Now, all eyes are on Masterpiece Cakeshop, Ltd. v. Colorado Civil Rights Commission. SCOTUS has repeatedly declined to take up this high-profile case about businesses declining to serve same-sex couples wedding cake. Here, the Colorado Supreme Court declined to review, leaving in place a lower court ruling holding that the owner could not cite his religious beliefs or free-speech rights to discriminate against a same-sex couple. SCOTUS has held this case for so long that it’s possible that the justices are waiting for the newest Associate Justice, Noel Gorsuch, to weigh in.

And of course, Neil Gorsuch, who has served on the U.S. 10th Circuit Court of Appeals in Denver since 2006, has Colorado roots that run deep.

An avid skier, Gorsuch grew up in Denver before moving to Washington, D.C., as a teenager, when his mother, Anne Gorsuch Burford, a former state legislator, was appointed by Ronald Reagan to be the first female secretary of the U.S. Environmental Protection Agency.
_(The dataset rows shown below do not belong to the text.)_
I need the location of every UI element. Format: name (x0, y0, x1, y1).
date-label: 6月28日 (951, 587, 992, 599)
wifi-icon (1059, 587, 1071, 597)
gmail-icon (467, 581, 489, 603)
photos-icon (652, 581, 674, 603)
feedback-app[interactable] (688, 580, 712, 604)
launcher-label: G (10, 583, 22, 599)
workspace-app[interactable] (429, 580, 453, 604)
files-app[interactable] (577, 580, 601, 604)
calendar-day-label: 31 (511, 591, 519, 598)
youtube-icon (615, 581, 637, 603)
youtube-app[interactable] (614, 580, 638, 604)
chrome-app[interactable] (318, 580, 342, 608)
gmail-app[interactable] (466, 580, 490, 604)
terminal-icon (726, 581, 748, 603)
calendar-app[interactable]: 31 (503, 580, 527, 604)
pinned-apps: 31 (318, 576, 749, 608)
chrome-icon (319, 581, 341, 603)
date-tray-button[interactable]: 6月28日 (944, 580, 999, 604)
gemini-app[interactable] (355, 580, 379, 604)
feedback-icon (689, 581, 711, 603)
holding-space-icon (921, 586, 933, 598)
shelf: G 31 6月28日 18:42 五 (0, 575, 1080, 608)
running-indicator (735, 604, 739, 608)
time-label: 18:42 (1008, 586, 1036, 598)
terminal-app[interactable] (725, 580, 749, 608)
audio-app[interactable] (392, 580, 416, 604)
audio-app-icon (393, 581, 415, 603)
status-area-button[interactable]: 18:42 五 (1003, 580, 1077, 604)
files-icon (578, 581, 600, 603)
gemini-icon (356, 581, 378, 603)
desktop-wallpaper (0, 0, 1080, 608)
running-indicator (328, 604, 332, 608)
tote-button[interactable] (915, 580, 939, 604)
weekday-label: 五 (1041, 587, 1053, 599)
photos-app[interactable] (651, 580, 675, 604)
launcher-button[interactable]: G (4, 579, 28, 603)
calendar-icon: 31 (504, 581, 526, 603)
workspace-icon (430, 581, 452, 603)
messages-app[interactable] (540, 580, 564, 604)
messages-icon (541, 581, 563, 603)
She was forced to resign in 1983 and was cited for Contempt of Congress for refusing to release documents on Superfund waste disposal.

His mother was a Denver lawyer who in 1983 married Robert Burford, a former Colorado House speaker, as well as a rancher and mining engineer from Grand Junction. Burford was Reagan’s head of the Bureau of Land Management, who was disliked by Democrats and environmentalists for allowing overgrazing on federal lands and other policies.

The next SCOTUS conference is April 28 with orders expected on May 1. So it is possible the Justice are not quite through with the Centennial State just yet.